Une jurisprudence récente de la Cour de cassation est venue rappeler que le recours au vote électronique ne permet pas de déroger aux principes généraux du droit électoral, et notamment au principe d’égalité face à l’exercice du droit de vote –  (  Cass. Soc., 1er juin 2022, n°20-22.860).

Dans cette récente affaire, les salariés qui occupaient la fonction de distributeur et qui relevaient du collège « employés » ne disposaient pas d’un bureau ou d’un poste de travail (avec un ordinateur professionnel ou une tablette par exemple) dans le cadre de leur fonction, et rencontraient donc des difficultés pour exercer leur droit de vote, et ce à l’inverse de leurs collègues salariés agents de maîtrise et cadres, qui bénéficiaient eux d’un bureau ou d’un poste de travail.

Pour assurer la confidentialité et la sincérité du scrutin, l’employeur avait décidé d’interdire aux salariés distributeurs d’utiliser le matériel informatique de leurs collègues agents de maîtrise et cadres ou encore d’apporter au sein de l’entreprise leur ordinateur personnel.

En pratique, la Cour de cassation indiquait ainsi dans cette décision que l’employeur aurait dû mettre à la disposition des salariés distributeurs le matériel nécessaire.

Notons par ailleurs qu’il demeure possible pour l’employeur de proposer à ses salariés une formule hybride entre vote électronique et vote sous enveloppe (sauf si l’accord excluait cette possibilité).
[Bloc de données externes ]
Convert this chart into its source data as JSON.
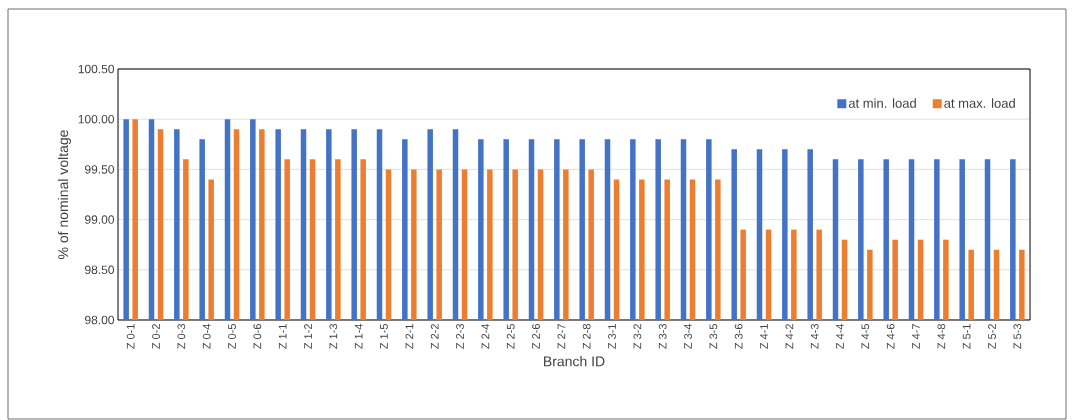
{
  "chart_data": {
    "type": "bar",
    "xlabel": "Branch ID",
    "ylabel": "% of nominal voltage",
    "categories": [
      "Z 0-1",
      "Z 0-2",
      "Z 0-3",
      "Z 0-4",
      "Z 0-5",
      "Z 0-6",
      "Z 1-1",
      "Z 1-2",
      "Z 1-3",
      "Z 1-4",
      "Z 1-5",
      "Z 2-1",
      "Z 2-2",
      "Z 2-3",
      "Z 2-4",
      "Z 2-5",
      "Z 2-6",
      "Z 2-7",
      "Z 2-8",
      "Z 3-1",
      "Z 3-2",
      "Z 3-3",
      "Z 3-4",
      "Z 3-5",
      "Z 3-6",
      "Z 4-1",
      "Z 4-2",
      "Z 4-3",
      "Z 4-4",
      "Z 4-5",
      "Z 4-6",
      "Z 4-7",
      "Z 4-8",
      "Z 5-1",
      "Z 5-2",
      "Z 5-3"
    ],
    "series": [
      {
        "name": "at min. load",
        "color": "#4472c4",
        "values": [
          100.0,
          100.0,
          99.9,
          99.8,
          100.0,
          100.0,
          99.9,
          99.9,
          99.9,
          99.9,
          99.9,
          99.8,
          99.9,
          99.9,
          99.8,
          99.8,
          99.8,
          99.8,
          99.8,
          99.8,
          99.8,
          99.8,
          99.8,
          99.8,
          99.7,
          99.7,
          99.7,
          99.7,
          99.6,
          99.6,
          99.6,
          99.6,
          99.6,
          99.6,
          99.6,
          99.6
        ]
      },
      {
        "name": "at max. load",
        "color": "#ed7d31",
        "values": [
          100.0,
          99.9,
          99.6,
          99.4,
          99.9,
          99.9,
          99.6,
          99.6,
          99.6,
          99.6,
          99.5,
          99.5,
          99.5,
          99.5,
          99.5,
          99.5,
          99.5,
          99.5,
          99.5,
          99.4,
          99.4,
          99.4,
          99.4,
          99.4,
          98.9,
          98.9,
          98.9,
          98.9,
          98.8,
          98.7,
          98.8,
          98.8,
          98.8,
          98.7,
          98.7,
          98.7
        ]
      }
    ],
    "ylim": [
      98.0,
      100.5
    ],
    "yticks": [
      {
        "value": 98.0,
        "label": "98.00"
      },
      {
        "value": 98.5,
        "label": "98.50"
      },
      {
        "value": 99.0,
        "label": "99.00"
      },
      {
        "value": 99.5,
        "label": "99.50"
      },
      {
        "value": 100.0,
        "label": "100.00"
      },
      {
        "value": 100.5,
        "label": "100.50"
      }
    ],
    "grid": "y",
    "legend": "top right"
  }
}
Par ailleurs, l’avantage du scrutin électronique est qu’il peut se dérouler aussi bien pendant le temps de travail ou pas, et dans les locaux de l’entreprise ou à distance (pendant ses congés payés par exemple, ou encore en télétravail). Ainsi, la Cour de cassation est venue préciser que la règle selon laquelle le vote doit avoir lieu pendant le temps de travail, en application de l’article L.2314-27 du Code du travail, ne s’applique pas au système de vote électronique – (  Cass. Soc., 5 avril 2011, n°10-19.951).

Enfin, la Cour de cassation est venue préciser il y a quelques mois que lorsque le vote électronique se déroule sur plusieurs jours, les conditions d’ancienneté dans l’entreprise pour être électeur et éligible s’apprécient à la date du premier jour du scrutin. Le protocole d’accord préélectoral ne peut déroger à cela – (  Cass. Soc., 23 mars 2022, n°20-20.047).

 

 

Me Mélanie Le Corre

par
Avocat au Barreau de Paris
Expert en droit du travail
MLC Avocat

Fascicule mis à jour le 2 novembre 2022.

Tous droits réservés.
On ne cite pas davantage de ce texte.